В стране золотой

22
18
20
22
24
26
28
30

Тарасов возмутился:

— И не стыдно, такой груз везешь и не смотришь. На крик собрались рабочие, приковылял Митрич. В сердцах Тарасов сунул подходящему Матвею лепешку. Начал зло ругать возчика. А когда обернулся, увидел всем «нутром» смеявшегося Митрича, со смаком уплетавшего лепешку Матвея и огорошенного возчика.

— В чем дело? — раздраженно бросил Тарасов.

— Вот теперь и подумать, кого бурей называть — Матвея или тебя, — не выдержал Митрич.

— Как так?

— А ты попробуй, тогда и психуй.

Тарасов с опаской отломил кусок лепешки. Рот наполнился сладостью и ароматом меда. Это были «шанишки». Булочки на меду и масле, с творогом, которые в Сибири пекут только к большим праздникам и для долгожданных гостей, а каждая хозяйка их делает по своему рецепту.

— Простите, товарищи!

Но теперь прорвало опомнившегося возчика.

— Что же это ты, начальник? Как наши бабы узнали о том, что со стариками вы порешили, так у них вроде собрания получилось. Кому для вас печь, в какой семье, в какой печи, до самой осени очередь распределили. Вроде как новобранцам посылают. Здесь не мед — слезы да добрые слова запечены. А ты «вымочил»… Эх! Кабы знал, да разве бы я поехал Вот завернусь. Пеките сами.

— Ну, не понял я, — оправдывался Тарасов. — Простите меня!

— Вот-вот, — пробурчал Буря. — Верно, что буран, а не человек. Вытащу тебя вечером на группу красных партизан, пропесочим, так будешь еще не так прощения просить.

— Но не знал же. В первый раз такое встретил.

— Ладно. А ты, паря, — Матвей обернулся к возчику, — тоже не задавайся. «Заверну, сами пеките»… а как мой кулак по дуракам ходит видел? Он же за людей беспокоится. То-то. Слезай с коня, вечеровать будем.

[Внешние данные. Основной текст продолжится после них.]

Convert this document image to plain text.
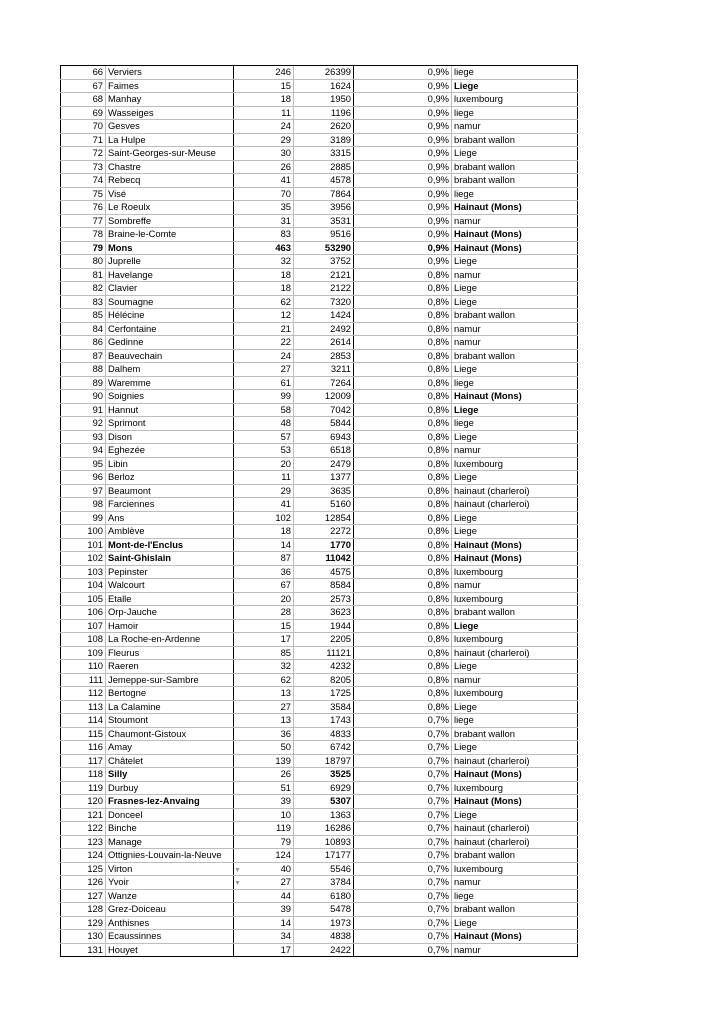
66	Verviers	246	26399	0,9%	liege
67	Faimes	15	1624	0,9%	Liege
68	Manhay	18	1950	0,9%	luxembourg
69	Wasseiges	11	1196	0,9%	liege
70	Gesves	24	2620	0,9%	namur
71	La Hulpe	29	3189	0,9%	brabant wallon
72	Saint-Georges-sur-Meuse	30	3315	0,9%	Liege
73	Chastre	26	2885	0,9%	brabant wallon
74	Rebecq	41	4578	0,9%	brabant wallon
75	Visé	70	7864	0,9%	liege
76	Le Roeulx	35	3956	0,9%	Hainaut (Mons)
77	Sombreffe	31	3531	0,9%	namur
78	Braine-le-Comte	83	9516	0,9%	Hainaut (Mons)
79	Mons	463	53290	0,9%	Hainaut (Mons)
80	Juprelle	32	3752	0,9%	Liege
81	Havelange	18	2121	0,8%	namur
82	Clavier	18	2122	0,8%	Liege
83	Soumagne	62	7320	0,8%	Liege
85	Hélécine	12	1424	0,8%	brabant wallon
84	Cerfontaine	21	2492	0,8%	namur
86	Gedinne	22	2614	0,8%	namur
87	Beauvechain	24	2853	0,8%	brabant wallon
88	Dalhem	27	3211	0,8%	Liege
89	Waremme	61	7264	0,8%	liege
90	Soignies	99	12009	0,8%	Hainaut (Mons)
91	Hannut	58	7042	0,8%	Liege
92	Sprimont	48	5844	0,8%	liege
93	Dison	57	6943	0,8%	Liege
94	Eghezée	53	6518	0,8%	namur
95	Libin	20	2479	0,8%	luxembourg
96	Berloz	11	1377	0,8%	Liege
97	Beaumont	29	3635	0,8%	hainaut (charleroi)
98	Farciennes	41	5160	0,8%	hainaut (charleroi)
99	Ans	102	12854	0,8%	Liege
100	Amblève	18	2272	0,8%	Liege
101	Mont-de-l'Enclus	14	1770	0,8%	Hainaut (Mons)
102	Saint-Ghislain	87	11042	0,8%	Hainaut (Mons)
103	Pepinster	36	4575	0,8%	luxembourg
104	Walcourt	67	8584	0,8%	namur
105	Etalle	20	2573	0,8%	luxembourg
106	Orp-Jauche	28	3623	0,8%	brabant wallon
107	Hamoir	15	1944	0,8%	Liege
108	La Roche-en-Ardenne	17	2205	0,8%	luxembourg
109	Fleurus	85	11121	0,8%	hainaut (charleroi)
110	Raeren	32	4232	0,8%	Liege
111	Jemeppe-sur-Sambre	62	8205	0,8%	namur
112	Bertogne	13	1725	0,8%	luxembourg
113	La Calamine	27	3584	0,8%	Liege
114	Stoumont	13	1743	0,7%	liege
115	Chaumont-Gistoux	36	4833	0,7%	brabant wallon
116	Amay	50	6742	0,7%	Liege
117	Châtelet	139	18797	0,7%	hainaut (charleroi)
118	Silly	26	3525	0,7%	Hainaut (Mons)
119	Durbuy	51	6929	0,7%	luxembourg
120	Frasnes-lez-Anvaing	39	5307	0,7%	Hainaut (Mons)
121	Donceel	10	1363	0,7%	Liege
122	Binche	119	16286	0,7%	hainaut (charleroi)
123	Manage	79	10893	0,7%	hainaut (charleroi)
124	Ottignies-Louvain-la-Neuve	124	17177	0,7%	brabant wallon
125	Virton	40	5546	0,7%	luxembourg
126	Yvoir	27	3784	0,7%	namur
127	Wanze	44	6180	0,7%	liege
128	Grez-Doiceau	39	5478	0,7%	brabant wallon
129	Anthisnes	14	1973	0,7%	Liege
130	Ecaussinnes	34	4838	0,7%	Hainaut (Mons)
131	Houyet	17	2422	0,7%	namur
▼
▼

Еще не один раз вспыхивал смех, и Тарасову приходилось повторять извинения. Он успокоился, лишь когда вымолил у возчика честное слово ничего не рассказывать на селе о происшедшем. Возчик сдержал слово или во всяком случае представил все в выгодном для Тарасова свете. Так или иначе, но при каждой доставке хлеба разведчики получали посылку с сибирским печеньем.

По мере того как разведчики поднимались вверх по реке, работать становилось все труднее. Маршруты удлинялись, часто приходилось ночевать в тайге. Особенно угнетало то, что ничего заслуживающего внимания геологи все еще не нашли. Конечно, работа их была очень нужна. Проверили и уточнили геологическую карту, топографический план. Но все чаще возникало сомнение в правильности избранного маршрута. Вспыхивали ссоры. Неуверенность в исходе работ начала передаваться всем участникам экспедиции.

В один из предосенних дней Тарасов вдвоем с Матвеем передвигались от одного берега реки к другому, по очереди мыли пробы. Ничего утешительного в них не было.

Перед заходом солнца они расположились у берега на согретых за день камнях. Отпустили на поляну уставших лошадей. Недалеко стояли избушки пасеки. Но состояние у обоих было таким, когда не хочется показываться на глаза людям и даже разговаривать. Расстелив на камни ватники, молча улеглись на них, точно чужие, незнакомые люди, каждый из которых занят своими мыслями.

Тарасов долго рассматривал долину. На этом берегу, за террасами, склон, покрытый крупными кедрами, полого уходил к водоразделу. На противоположном — склон начинался скалистым обрывом, потом шел узкий уступ — остаток когда-то существовавшей террасы, а выше — подъем, настолько крутой, что казалось, непонятным, как на нем удерживаются каменистые осыпи. Растительность там была значительно беднее. Такая разница в склонах часто обнаруживается у многих рек. В одних случаях это происходит потому, что склоны, обращенные к югу, быстрее освобождаются от снега, в других — связано с разницей в геологическом строении. Один склон может, например, быть сложен легко разрушающимися известняками, а другой — более устойчивыми гранитами. Еще чаще это зависит от того, как залегают пласты горных пород. Бывает, что один склон как бы скользит по напластованию, а другой, разрезая пласты, дает возможность атмосферным водам легче углублять долину.

Чуть выше места отдыха наших друзей виднелось устье притока с залесенными склонами. Развалины нескольких избушек создавали колорит запустения. Он точно подчеркивал мысль о том, что лето потеряно и теперь уже ничего не выйдет. Пока не поздно, следует убираться отсюда подобру-поздорову, а к весне подбирать другой, более надежный объект для поисков.